Espinosa apresenta algumas saídas. Nosso conatus, sendo definido pela intensidade da nossa força de existir, depende diretamente da qualidade atribuída a nosso desejo enquanto causa

adequada ou causa inadequada. Dizemos que o desejo é causa adequada quando ele é causa eficiente

total de seus afetos, definido inteiramente pela nossa potência. Dizemos que, nosso desejo sendo causa adequada, nós agimos e tomamos parte na Natureza do mundo. No entanto, quando o desejo é causa inadequada, estamos no campo da paixão e da passividade, em que somos causas eficientes parciais de nossos afetos, de forma que padecemos de forças que são exteriores a nós. Assim,

somos parte da Natureza, mas não tomamos ativamente nosso papel na interferência no mundo. A

moderação dos afetos nos leva a mudança em sua qualidade, para que deixemos de ser causa inadequada (que nos leva a ter ideias igualmente inadequadas da causa dos afetos) para sermos causa adequada, em que nossa virtude se iguala a nossa potência enquanto precursora de desejos que emanam da nossa própria essência (CHAUÍ, 2011).

Esse é o princípio em que se baseia a ética em Espinosa, a partir da interiorização da causalidade dos afetos. É o reconhecimento de que nossa ação não se movimenta a partir de uma finalidade externa a nós (que denominamos paixão), mas a partir da nossa essência desejante que fortalece nosso esforço de perseverar na existência. O conatus fortalecido dessa forma é potência em expansão, que encontra em si mesmo o poder de expandir-se sem depender de nada que é externo a si (CHAUÍ, 2011).
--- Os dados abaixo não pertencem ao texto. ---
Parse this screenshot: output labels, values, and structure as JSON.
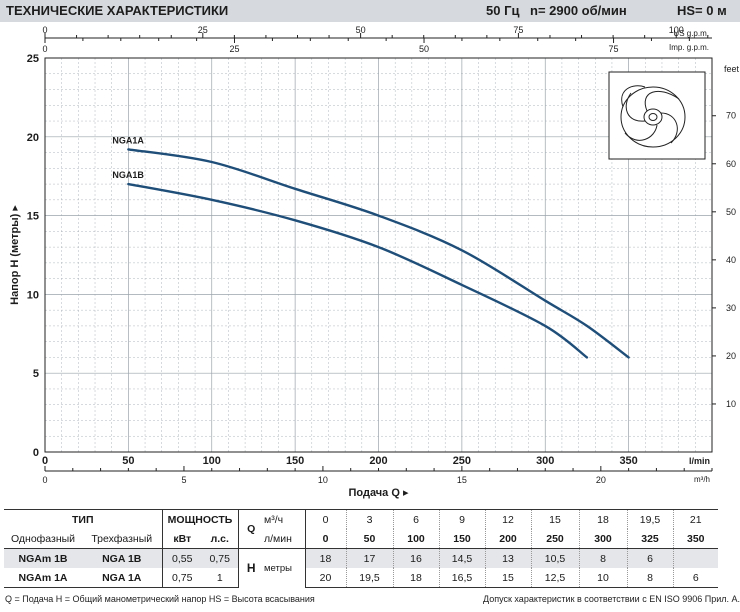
{
  "header": {
    "title": "ТЕХНИЧЕСКИЕ ХАРАКТЕРИСТИКИ",
    "freq": "50 Гц",
    "speed": "n= 2900 об/мин",
    "suction": "HS= 0 м"
  },
  "chart_data": {
    "type": "line",
    "xlabel": "Подача Q",
    "ylabel": "Напор H (метры)",
    "ylabel_right": "feet",
    "x_unit": "l/min",
    "x_unit_m3": "m³/h",
    "x_unit_us": "US g.p.m.",
    "x_unit_imp": "Imp. g.p.m.",
    "xlim": [
      0,
      400
    ],
    "ylim": [
      0,
      25
    ],
    "x_ticks": [
      0,
      50,
      100,
      150,
      200,
      250,
      300,
      350
    ],
    "y_ticks": [
      0,
      5,
      10,
      15,
      20,
      25
    ],
    "feet_ticks": [
      10,
      20,
      30,
      40,
      50,
      60,
      70
    ],
    "m3h_ticks": [
      0,
      5,
      10,
      15,
      20
    ],
    "us_gpm_ticks": [
      0,
      25,
      50,
      75,
      100
    ],
    "imp_gpm_ticks": [
      0,
      25,
      50,
      75
    ],
    "grid": true,
    "series": [
      {
        "name": "NGA1A",
        "x": [
          50,
          100,
          150,
          200,
          250,
          300,
          325,
          350
        ],
        "y": [
          19.2,
          18.4,
          16.7,
          15,
          12.8,
          9.6,
          8,
          6
        ]
      },
      {
        "name": "NGA1B",
        "x": [
          50,
          100,
          150,
          200,
          250,
          300,
          325
        ],
        "y": [
          17,
          16,
          14.7,
          13,
          10.6,
          8,
          6
        ]
      }
    ],
    "colors": {
      "curve": "#1f4e79",
      "grid": "#9aa3ab"
    }
  },
  "table": {
    "col_type": "ТИП",
    "col_power": "МОЩНОСТЬ",
    "single_phase": "Однофазный",
    "three_phase": "Трехфазный",
    "kw": "кВт",
    "hp": "л.с.",
    "q_symbol": "Q",
    "q_unit_m3": "м³/ч",
    "q_unit_l": "л/мин",
    "h_symbol": "H",
    "h_unit": "метры",
    "q_m3h": [
      "0",
      "3",
      "6",
      "9",
      "12",
      "15",
      "18",
      "19,5",
      "21"
    ],
    "q_lmin": [
      "0",
      "50",
      "100",
      "150",
      "200",
      "250",
      "300",
      "325",
      "350"
    ],
    "rows": [
      {
        "single": "NGAm 1B",
        "three": "NGA 1B",
        "kw": "0,55",
        "hp": "0,75",
        "h": [
          "18",
          "17",
          "16",
          "14,5",
          "13",
          "10,5",
          "8",
          "6",
          ""
        ]
      },
      {
        "single": "NGAm 1A",
        "three": "NGA 1A",
        "kw": "0,75",
        "hp": "1",
        "h": [
          "20",
          "19,5",
          "18",
          "16,5",
          "15",
          "12,5",
          "10",
          "8",
          "6"
        ]
      }
    ]
  },
  "footer": {
    "legend": "Q = Подача  H = Общий манометрический напор  HS = Высота всасывания",
    "standard": "Допуск характеристик в соответствии с EN ISO 9906 Прил. A."
  }
}
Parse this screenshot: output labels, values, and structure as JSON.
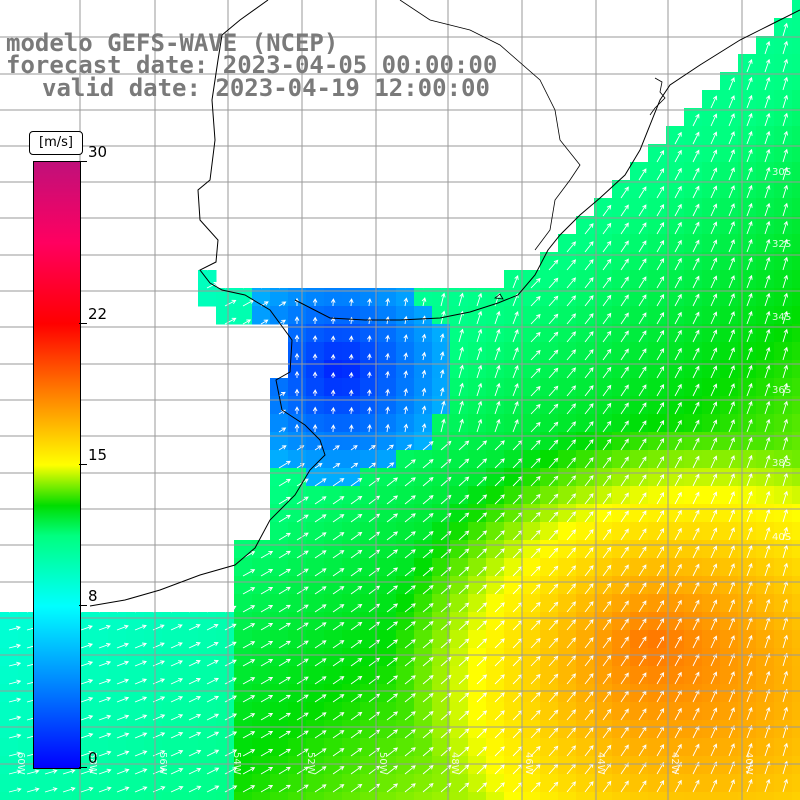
{
  "title": {
    "model": "modelo GEFS-WAVE (NCEP)",
    "forecast": "forecast date: 2023-04-05 00:00:00",
    "valid": "valid date: 2023-04-19 12:00:00"
  },
  "colorbar": {
    "unit": "[m/s]",
    "min": 0,
    "max": 30,
    "ticks": [
      "30",
      "22",
      "15",
      "8",
      "0"
    ],
    "tick_values": [
      30,
      22,
      15,
      8,
      0
    ],
    "stops": [
      {
        "v": 0,
        "c": "#0000ff"
      },
      {
        "v": 4,
        "c": "#0080ff"
      },
      {
        "v": 8,
        "c": "#00ffff"
      },
      {
        "v": 11.5,
        "c": "#00ff80"
      },
      {
        "v": 13,
        "c": "#00dd00"
      },
      {
        "v": 15,
        "c": "#ffff00"
      },
      {
        "v": 18.5,
        "c": "#ff8000"
      },
      {
        "v": 22,
        "c": "#ff0000"
      },
      {
        "v": 26,
        "c": "#ff0060"
      },
      {
        "v": 30,
        "c": "#c0107a"
      }
    ]
  },
  "lat_labels": [
    "30S",
    "32S",
    "34S",
    "36S",
    "38S",
    "40S"
  ],
  "lon_labels": [
    "60W",
    "58W",
    "56W",
    "54W",
    "52W",
    "50W",
    "48W",
    "46W",
    "44W",
    "42W",
    "40W"
  ],
  "colors": {
    "land": "#ffffff",
    "grid": "#9a9a9a",
    "coast": "#000000",
    "arrow": "#ffffff"
  }
}
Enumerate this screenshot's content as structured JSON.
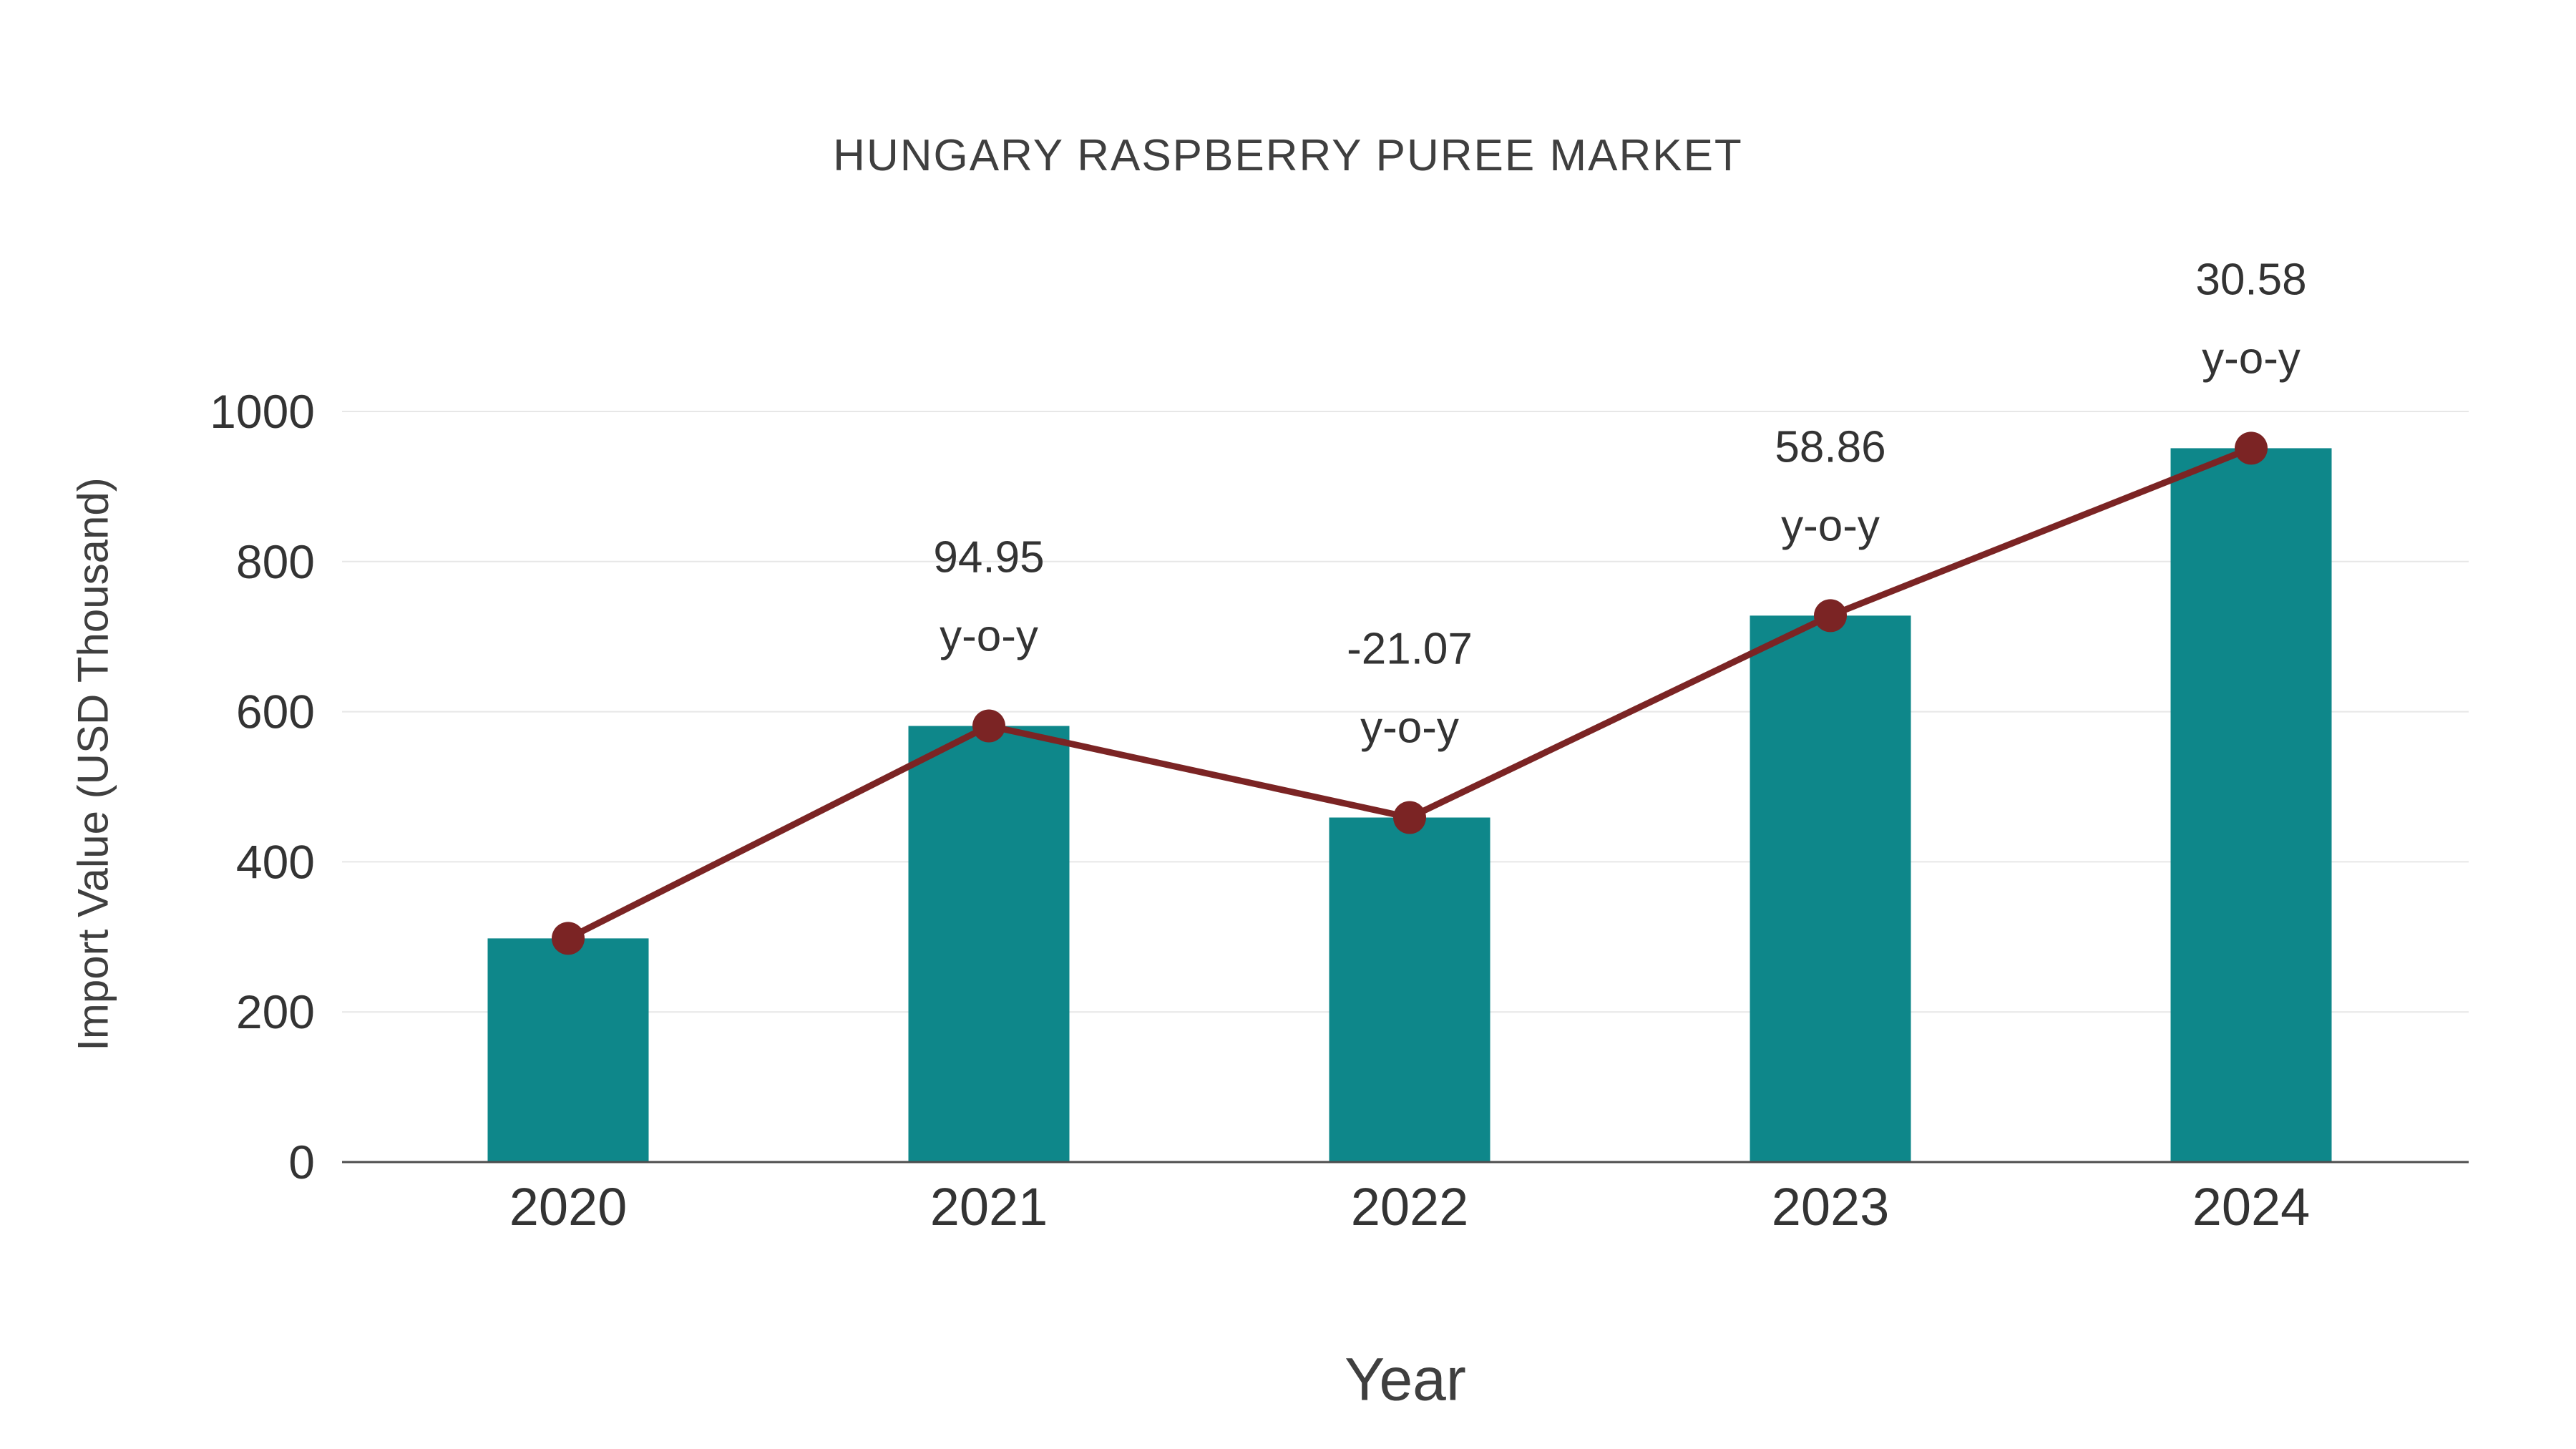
{
  "chart_data": {
    "type": "combo",
    "title": "HUNGARY RASPBERRY PUREE MARKET",
    "xlabel": "Year",
    "ylabel": "Import Value (USD Thousand)",
    "categories": [
      "2020",
      "2021",
      "2022",
      "2023",
      "2024"
    ],
    "series": [
      {
        "name": "Import Value bars",
        "type": "bar",
        "values": [
          298,
          581,
          459,
          728,
          951
        ]
      },
      {
        "name": "Import Value trend line",
        "type": "line",
        "values": [
          298,
          581,
          459,
          728,
          951
        ]
      }
    ],
    "annotations": [
      {
        "category": "2021",
        "text": "94.95",
        "subtext": "y-o-y"
      },
      {
        "category": "2022",
        "text": "-21.07",
        "subtext": "y-o-y"
      },
      {
        "category": "2023",
        "text": "58.86",
        "subtext": "y-o-y"
      },
      {
        "category": "2024",
        "text": "30.58",
        "subtext": "y-o-y"
      }
    ],
    "yticks": [
      0,
      200,
      400,
      600,
      800,
      1000
    ],
    "ylim": [
      0,
      1100
    ],
    "grid": true,
    "legend": "none",
    "colors": {
      "bar": "#0e878a",
      "line": "#7b2424",
      "marker": "#7b2424",
      "text": "#333333",
      "grid": "#e7e7e7",
      "axis": "#4d4d4d"
    }
  }
}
Assim, chega-se a um importante postulado no conhecimento de Espinosa. O ato de conhecer as causas de forma adequada aumenta nossa alegria, da forma que o aumento da alegria nos torna capazes de conhecer racionalmente a Natureza da qual somos e tomamos parte. A razão não impera sobre as paixões e afetos, dominando-os e controlando-os como se fossem contrários à Natureza, mas, antes, os modera, encontrando a justa medida que media a relação entre os afetos que emanam de nossa potência e favorecendo aqueles que expandem nossa alegria de viver e nossa capacidade de atuar. Essa razão, no percurso ético e constituinte do ser, não oprime os desejos a operarem de determinada forma, mas torna-se desejante ao ser vivenciada como um afeto, com a alegria de conhecer as causas adequadas do que se passa em nós e assim, viver eticamente de acordo com nossa própria natureza (CHAUÍ, 2011).